Sviyazhsky glanced at Levin with smiling eyes and even gave him a barely noticeable mocking sign, but Levin did not find the landowner’s words ridiculous - he understood them better than he did Sviyazhsky. And much of what the landowner went on to say, proving why Russia had been ruined by the emancipation, seemed to him very true, new and irrefutable. The landowner was obviously voicing his own thought, which happens rarely, and this thought had not been arrived at by a desire to somehow occupy an idle mind, but had grown out of the conditions of his own life, had been hatched out in his country solitude and considered on all sides.

‘The point, kindly note, is that all progress is achieved by authority alone,’ he said, apparently wishing to show that he was no stranger to education. ‘Take the reforms of Peter, Catherine, Alexander.25 Take European history. The more so with progress in agricultural methods. Take the potato - even it was introduced here by force. The wooden plough hasn’t always been in use either. It was probably introduced before the tsars, and also introduced by force. Now, in our time, under serfdom, we landowners carried on our farming with improvements.
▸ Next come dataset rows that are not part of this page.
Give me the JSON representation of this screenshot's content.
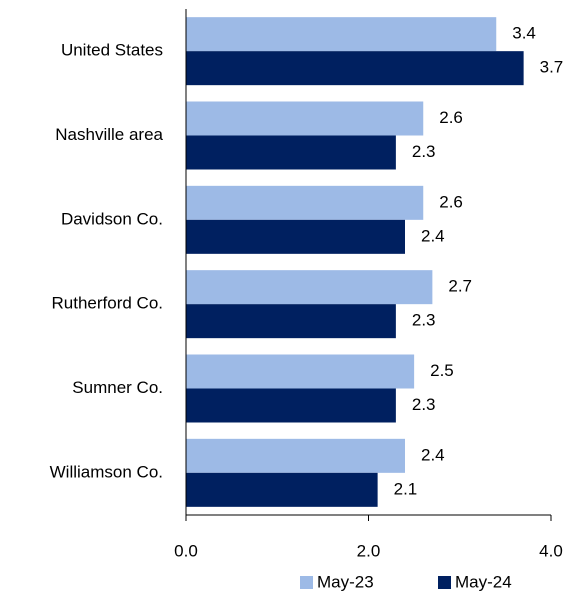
{
  "chart_data": {
    "type": "hbar",
    "categories": [
      "United States",
      "Nashville area",
      "Davidson Co.",
      "Rutherford Co.",
      "Sumner Co.",
      "Williamson Co."
    ],
    "series": [
      {
        "name": "May-23",
        "color": "#9dbae6",
        "values": [
          3.4,
          2.6,
          2.6,
          2.7,
          2.5,
          2.4
        ]
      },
      {
        "name": "May-24",
        "color": "#002060",
        "values": [
          3.7,
          2.3,
          2.4,
          2.3,
          2.3,
          2.1
        ]
      }
    ],
    "xlim": [
      0,
      4
    ],
    "xticks": [
      {
        "value": 0,
        "label": "0.0"
      },
      {
        "value": 2,
        "label": "2.0"
      },
      {
        "value": 4,
        "label": "4.0"
      }
    ],
    "legend": "bottom"
  }
}
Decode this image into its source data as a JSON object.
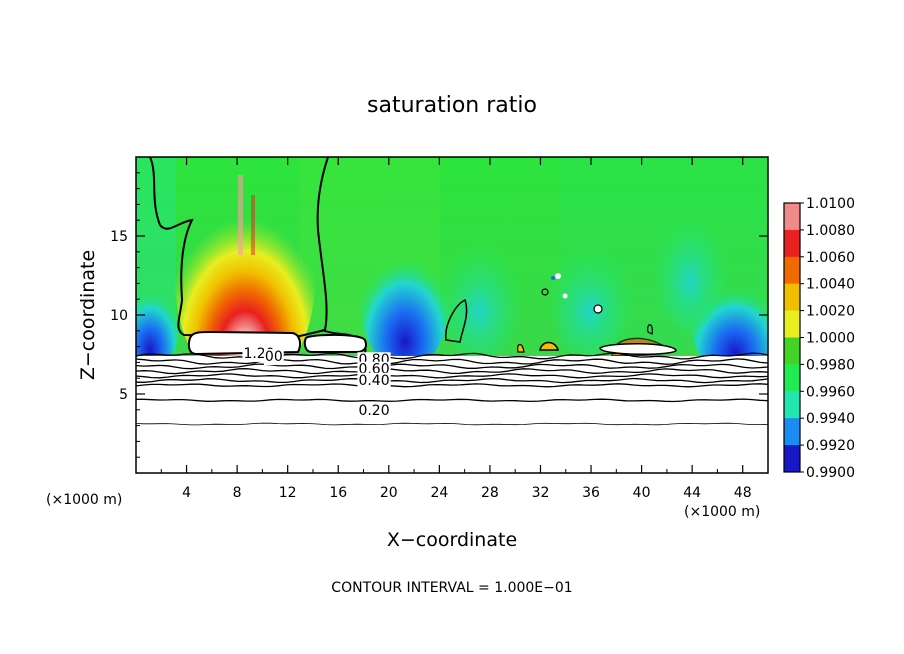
{
  "chart_data": {
    "type": "heatmap",
    "title": "saturation ratio",
    "xlabel": "X−coordinate",
    "ylabel": "Z−coordinate",
    "x_unit": "(×1000 m)",
    "xlim": [
      0,
      50
    ],
    "ylim": [
      0,
      20
    ],
    "x_ticks": [
      4,
      8,
      12,
      16,
      20,
      24,
      28,
      32,
      36,
      40,
      44,
      48
    ],
    "y_ticks": [
      5,
      10,
      15
    ],
    "footer": "CONTOUR INTERVAL = 1.000E−01",
    "colorbar": {
      "levels": [
        "1.0100",
        "1.0080",
        "1.0060",
        "1.0040",
        "1.0020",
        "1.0000",
        "0.9980",
        "0.9960",
        "0.9940",
        "0.9920",
        "0.9900"
      ],
      "colors": [
        "#f08a8a",
        "#e82020",
        "#f06a00",
        "#f0c000",
        "#e8ee20",
        "#44d428",
        "#22ea52",
        "#22e6b0",
        "#1a8cf2",
        "#1818c8",
        "#5a0a8a"
      ]
    },
    "contour_labels": [
      {
        "text": "1.20",
        "x": 8.5,
        "y": 7.6
      },
      {
        "text": "00",
        "x": 10.2,
        "y": 7.4
      },
      {
        "text": "0.80",
        "x": 17.6,
        "y": 7.2
      },
      {
        "text": "0.60",
        "x": 17.6,
        "y": 6.6
      },
      {
        "text": "0.40",
        "x": 17.6,
        "y": 5.9
      },
      {
        "text": "0.20",
        "x": 17.6,
        "y": 4.0
      }
    ],
    "contour_levels_below": [
      {
        "z": 7.4,
        "amp": 0.12
      },
      {
        "z": 7.05,
        "amp": 0.12
      },
      {
        "z": 6.75,
        "amp": 0.1
      },
      {
        "z": 6.45,
        "amp": 0.1
      },
      {
        "z": 6.15,
        "amp": 0.08
      },
      {
        "z": 5.85,
        "amp": 0.08
      },
      {
        "z": 5.55,
        "amp": 0.06
      },
      {
        "z": 4.6,
        "amp": 0.05
      },
      {
        "z": 3.1,
        "amp": 0.04
      }
    ]
  }
}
Drying kilns, winnowers, the carting of dung, and all the tools - we introduced everything by our authority, and the muzhiks first resisted and then imitated us. Now, sirs, with the abolition of serfdom, our authority has been taken away, and our farming, where it was brought to a high level, is bound to sink to the most savage, primitive condition. That’s how I understand it.’

‘But why so? If it’s rational, you can carry it on with hired help,’ said Sviyazhsky.

‘There’s no authority. Who will I carry it on with, may I ask?’

‘There it is - the work force, the chief element in farming,’ thought Levin.

‘With paid workers.’

‘Workers don’t want to do good work or to do good work with tools. Our worker knows one thing only - how to get drunk as a pig, and while drunk to break everything you give him. He’ll overwater the horses, snap good harness, dismount a wheel with a tyre and sell it for drink, put a pintle into the thresher so as to break it. He loathes the sight of things that aren’t to his liking. That causes the whole level of the farming to sink. Plots are abandoned, overgrown with wormwood or given up to muzhiks, and where millions of bushels used to be produced, now it’s a few hundred thousand - the common wealth is diminished. If the same thing was done, only with calculation ...’

And he began developing his own plan of liberation, which would have eliminated these inconveniences.